Attractiveness is subjective, everybody knows that, but, if you have a face so copiously hideous that you make small children cry, its little wonder that the doctor slapped you across the face at birth. The same can be said for video game graphics…


Sex dolls, yes, keep with me here please, I swear it will be worth it. Sex dolls are, in today’s society, though expectedly a taboo subject  highly popular. They are in fact, one of the highest grossing “toys” out there. Why are they so popular? Let us be honest with ourselves here and admit that we all know the reason why. They are not real, and therefore, by extension of that aspect, inanimate and totally, but most importantly, inhumanly governable. But, let us try something here. Imagine that you saw an advertisement on the television for a real life sex-doll, and upon a few days of vigorously fighting temptation, you decide to go out and to purchase a real life sex-doll. Once you get home you test out the doll…It then kindly, cooks you dinner. That would be fantastic right? No, obviously. because, Capitan latex abuser, after it cooks you dinner it starts yelling at you, claiming that you don’t respect it’s rights as a woman. You get angry and slap it hard across the face, and then, in true 1940’s cliché, it says sorry. You then storm out of the house. You return home in the morning after spending the night drinking large volumes of alcohol with your friend Jeff, only to find blow-up-Sally’s bloated rubber corpse hanging from the ceiling fan. Now you are not only a murderer but also a potential rapist, and poor Jeff has inadvertently become your accomplice. That for me, sums up the argument on video game graphics.
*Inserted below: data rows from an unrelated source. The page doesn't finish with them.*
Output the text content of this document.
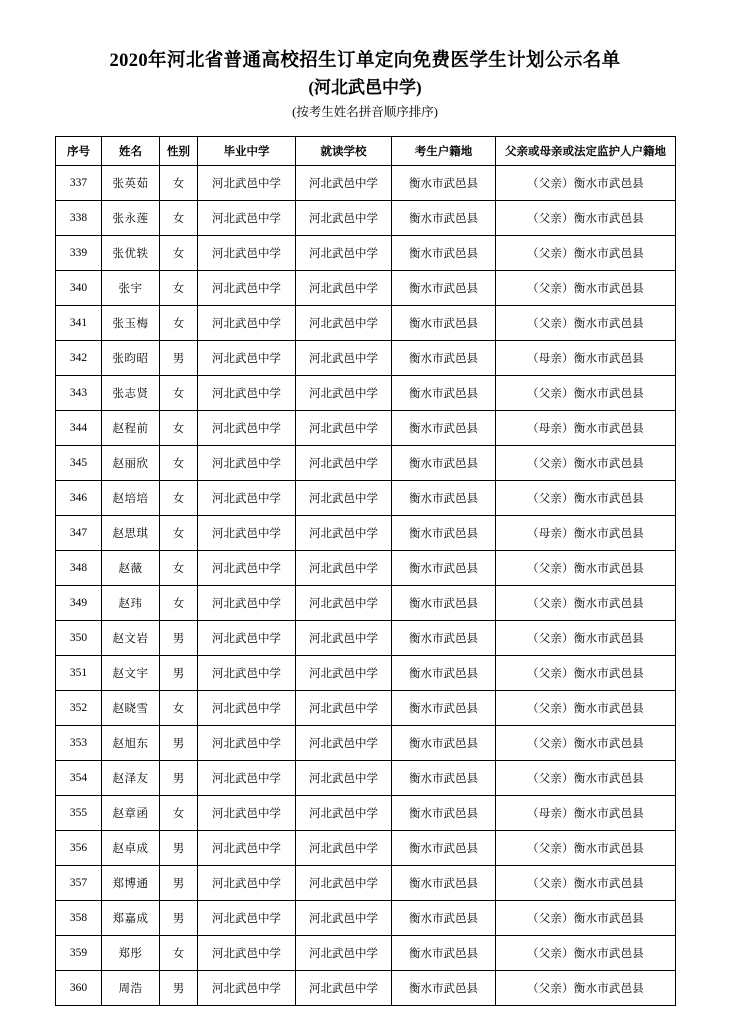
2020年河北省普通高校招生订单定向免费医学生计划公示名单
(河北武邑中学)
(按考生姓名拼音顺序排序)
序号	姓名	性别	毕业中学	就读学校	考生户籍地	父亲或母亲或法定监护人户籍地
337	张英茹	女	河北武邑中学	河北武邑中学	衡水市武邑县	（父亲）衡水市武邑县
338	张永莲	女	河北武邑中学	河北武邑中学	衡水市武邑县	（父亲）衡水市武邑县
339	张优轶	女	河北武邑中学	河北武邑中学	衡水市武邑县	（父亲）衡水市武邑县
340	张宇	女	河北武邑中学	河北武邑中学	衡水市武邑县	（父亲）衡水市武邑县
341	张玉梅	女	河北武邑中学	河北武邑中学	衡水市武邑县	（父亲）衡水市武邑县
342	张昀昭	男	河北武邑中学	河北武邑中学	衡水市武邑县	（母亲）衡水市武邑县
343	张志贤	女	河北武邑中学	河北武邑中学	衡水市武邑县	（父亲）衡水市武邑县
344	赵程前	女	河北武邑中学	河北武邑中学	衡水市武邑县	（母亲）衡水市武邑县
345	赵丽欣	女	河北武邑中学	河北武邑中学	衡水市武邑县	（父亲）衡水市武邑县
346	赵培培	女	河北武邑中学	河北武邑中学	衡水市武邑县	（父亲）衡水市武邑县
347	赵思琪	女	河北武邑中学	河北武邑中学	衡水市武邑县	（母亲）衡水市武邑县
348	赵薇	女	河北武邑中学	河北武邑中学	衡水市武邑县	（父亲）衡水市武邑县
349	赵玮	女	河北武邑中学	河北武邑中学	衡水市武邑县	（父亲）衡水市武邑县
350	赵文岩	男	河北武邑中学	河北武邑中学	衡水市武邑县	（父亲）衡水市武邑县
351	赵文宇	男	河北武邑中学	河北武邑中学	衡水市武邑县	（父亲）衡水市武邑县
352	赵晓雪	女	河北武邑中学	河北武邑中学	衡水市武邑县	（父亲）衡水市武邑县
353	赵旭东	男	河北武邑中学	河北武邑中学	衡水市武邑县	（父亲）衡水市武邑县
354	赵泽友	男	河北武邑中学	河北武邑中学	衡水市武邑县	（父亲）衡水市武邑县
355	赵章函	女	河北武邑中学	河北武邑中学	衡水市武邑县	（母亲）衡水市武邑县
356	赵卓成	男	河北武邑中学	河北武邑中学	衡水市武邑县	（父亲）衡水市武邑县
357	郑博通	男	河北武邑中学	河北武邑中学	衡水市武邑县	（父亲）衡水市武邑县
358	郑嘉成	男	河北武邑中学	河北武邑中学	衡水市武邑县	（父亲）衡水市武邑县
359	郑彤	女	河北武邑中学	河北武邑中学	衡水市武邑县	（父亲）衡水市武邑县
360	周浩	男	河北武邑中学	河北武邑中学	衡水市武邑县	（父亲）衡水市武邑县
Your average modern gamer, dressed in hiss formal attire

Your average modern gamer, dressed in his formal attire

    We play video games because we want to do things we can’t do here in the real world. It is, by design, a means of entertainment with only one purpose to serve. To help us unwind. You play a game such as Skyrim because you wish to genuinely feel like a sword wielding, heavily hung, bearded man-beast. You want to sleep at the inns, you want to make rough love to the innkeepers daughters and you want to vanquish even the mightiest of dragons with nothing more than the hairs situated within your belly button. I must say though, that games such as Skyrim are terribly boring for me to play. Imagine if you had a cloning device that could instantly teleport clones to various areas around your home town, so they don’t start filling up the room the teleporters in. The problem is that after a night out on the town you came back home and mistook your teleporter for the lavatory, and now people are staring to see the same shit everywhere. So, with that in mind, again, imagine if Skyrim had photo-realistic visuals. Not the same kind of photo-realistic tat that video game magazines have tacked onto every Gran Turismo game over the past ten years. No, I am talking about trees so real you could touch them, boobs so real you could fondle them. This evolution in graphical prowess would, in my opinion, come with some serious problems. Could you kill a man who looks like, well, a real man? Would you not feel guilty? And how would you smacking a uber-realistic rabbit around the face with a giant war hammer make your girlfriend feel about ever letting you buy that pet dog you keep asking for?

I hope that by now you have a better understanding of why video game graphics aren’t quite as important as your peers would have you believe. If you don’t, then much like with a leper’s cock, you can’t see the point. We need to evaluate every aspect of what actually constitutes for “realistic” visuals in video games before we start claiming for anything to be “photoreal”.